Go Back
Print

Beef & Barley Stew

This mouth-watering comfort stew will be loved by everyone!  Hearty and filling and freezes well.
Servings 6
Author Jayme

Ingredients

  • 1-1.5 pounds stew meat
  • 64 ounces beef broth (or 8 cups of water + 8 beef bouillon cubes)
  • 1 large 1 large onion, chopped
  • 1 Tablespoon Worcestershire sauce
  • 1 teaspoon dried thyme
  • 1 teaspoon dried oregano
  • 2 bay leaves
  • salt & pepper, to taste
  • 1 can diced tomatoes (about 14.5 ounces)
  • 1 cup chopped celery
  • 2 cups chopped carrots
  • 8 ounces sliced baby bella mushrooms optional - I often leave out
  • 1/2 cup wild rice optional
  • 1/2 cup barley optional, but delicious

Instructions

  • To a large stock pot, add stew meat, broth, onion, Worcestershire sauce, thyme, oregano, bay leafs, salt and pepper. Bring to a boil.
  • Reduce heat, cover and simmer for 1 ­1/2 hours.
  • (Optional) Remove meat from pot; cut into smaller size pieces, if desired. Return to the pot.
  • Add tomatoes, celery, carrots, mushrooms, barley and wild rice. Return to boiling. Reduce heat, cover and simmer an hour or until vegetables are tender. Can let simmer longer - the flavor is amazing!
  • To serve, remove bay leaves and spoon into bowls!
  • To freeze: Cool soup. Put into freezer safe container (such as freezer bags or freezer containers). To serve, thaw in refrigerator, then re-heat.
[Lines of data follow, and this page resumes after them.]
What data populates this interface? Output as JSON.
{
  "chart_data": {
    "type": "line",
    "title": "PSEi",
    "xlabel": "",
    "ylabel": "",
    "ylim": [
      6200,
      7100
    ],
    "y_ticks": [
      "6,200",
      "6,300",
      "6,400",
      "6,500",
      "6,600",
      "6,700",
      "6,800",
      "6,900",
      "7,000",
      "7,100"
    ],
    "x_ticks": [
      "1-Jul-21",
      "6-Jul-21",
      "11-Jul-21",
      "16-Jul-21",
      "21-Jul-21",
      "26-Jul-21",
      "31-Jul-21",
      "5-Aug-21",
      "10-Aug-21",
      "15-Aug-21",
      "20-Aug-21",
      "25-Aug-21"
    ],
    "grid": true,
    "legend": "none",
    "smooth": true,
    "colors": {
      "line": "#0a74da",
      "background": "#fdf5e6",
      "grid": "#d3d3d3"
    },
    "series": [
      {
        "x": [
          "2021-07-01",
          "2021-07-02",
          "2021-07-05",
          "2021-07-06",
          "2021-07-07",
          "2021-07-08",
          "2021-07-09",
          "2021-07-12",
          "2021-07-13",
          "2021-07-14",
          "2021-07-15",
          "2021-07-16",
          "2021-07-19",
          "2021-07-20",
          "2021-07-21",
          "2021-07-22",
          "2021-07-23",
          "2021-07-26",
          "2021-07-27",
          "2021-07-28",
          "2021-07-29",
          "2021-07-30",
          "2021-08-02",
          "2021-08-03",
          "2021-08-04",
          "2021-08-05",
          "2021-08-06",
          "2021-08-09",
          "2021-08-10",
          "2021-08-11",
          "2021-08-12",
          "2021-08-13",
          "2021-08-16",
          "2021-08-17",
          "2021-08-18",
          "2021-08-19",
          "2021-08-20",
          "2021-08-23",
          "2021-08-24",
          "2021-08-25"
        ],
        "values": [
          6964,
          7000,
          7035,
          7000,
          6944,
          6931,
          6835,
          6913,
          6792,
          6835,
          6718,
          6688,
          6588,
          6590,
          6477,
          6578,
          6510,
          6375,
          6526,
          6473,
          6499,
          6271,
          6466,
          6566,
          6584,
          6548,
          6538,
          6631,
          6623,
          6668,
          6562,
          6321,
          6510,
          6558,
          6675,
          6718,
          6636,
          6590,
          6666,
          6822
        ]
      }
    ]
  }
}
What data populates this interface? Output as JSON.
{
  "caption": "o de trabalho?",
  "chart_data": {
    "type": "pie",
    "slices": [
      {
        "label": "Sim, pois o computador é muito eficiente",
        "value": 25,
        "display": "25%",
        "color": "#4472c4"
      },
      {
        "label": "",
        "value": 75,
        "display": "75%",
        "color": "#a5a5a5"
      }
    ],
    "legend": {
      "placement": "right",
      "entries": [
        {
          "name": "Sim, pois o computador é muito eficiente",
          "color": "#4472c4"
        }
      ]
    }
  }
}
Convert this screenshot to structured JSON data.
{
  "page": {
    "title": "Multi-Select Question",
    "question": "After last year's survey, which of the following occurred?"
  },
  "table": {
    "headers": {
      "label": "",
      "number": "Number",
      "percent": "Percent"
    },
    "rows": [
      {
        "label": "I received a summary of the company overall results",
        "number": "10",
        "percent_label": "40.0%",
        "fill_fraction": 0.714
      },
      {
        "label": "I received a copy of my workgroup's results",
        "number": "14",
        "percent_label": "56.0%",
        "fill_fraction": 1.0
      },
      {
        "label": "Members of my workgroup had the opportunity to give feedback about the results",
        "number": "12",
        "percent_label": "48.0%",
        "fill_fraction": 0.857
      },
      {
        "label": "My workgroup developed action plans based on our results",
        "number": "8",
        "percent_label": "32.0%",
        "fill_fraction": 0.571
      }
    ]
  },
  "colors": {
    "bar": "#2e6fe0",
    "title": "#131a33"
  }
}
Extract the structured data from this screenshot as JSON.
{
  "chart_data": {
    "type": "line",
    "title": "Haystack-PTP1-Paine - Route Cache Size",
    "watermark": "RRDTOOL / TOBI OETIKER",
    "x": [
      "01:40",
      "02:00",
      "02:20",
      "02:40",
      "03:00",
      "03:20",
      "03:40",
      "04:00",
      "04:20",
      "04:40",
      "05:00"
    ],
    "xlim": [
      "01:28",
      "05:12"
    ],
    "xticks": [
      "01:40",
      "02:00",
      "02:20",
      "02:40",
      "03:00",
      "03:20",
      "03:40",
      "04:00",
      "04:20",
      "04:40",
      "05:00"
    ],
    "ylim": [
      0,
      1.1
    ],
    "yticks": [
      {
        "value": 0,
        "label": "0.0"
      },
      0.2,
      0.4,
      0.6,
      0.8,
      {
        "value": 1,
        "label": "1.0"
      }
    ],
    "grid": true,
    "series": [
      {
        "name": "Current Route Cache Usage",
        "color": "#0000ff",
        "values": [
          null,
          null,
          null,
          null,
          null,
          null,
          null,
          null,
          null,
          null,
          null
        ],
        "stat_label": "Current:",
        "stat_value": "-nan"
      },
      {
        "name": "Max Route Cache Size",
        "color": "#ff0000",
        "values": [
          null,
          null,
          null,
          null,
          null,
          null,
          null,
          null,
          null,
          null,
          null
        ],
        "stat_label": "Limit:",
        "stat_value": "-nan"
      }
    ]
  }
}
Reheat in a stock pot or Dutch oven until heated through.

Notes

  • For an easier to eat experience, I cut the stew meat into smaller pieces about 1/2 way through cooking, but that's optional.  It's just easiest to cut then.
  • The longer it simmers, the better.  The flavors really come together well that way.  I’ll make it early on a Sunday afternoon and either serve it that night or serve it the next night.
  • While the wild rice and barley are optional, please try it with it!  It really increases the heartiness of this dish.
  • This makes wonderful leftovers and freezes well, so if you have a pot big enough, double it!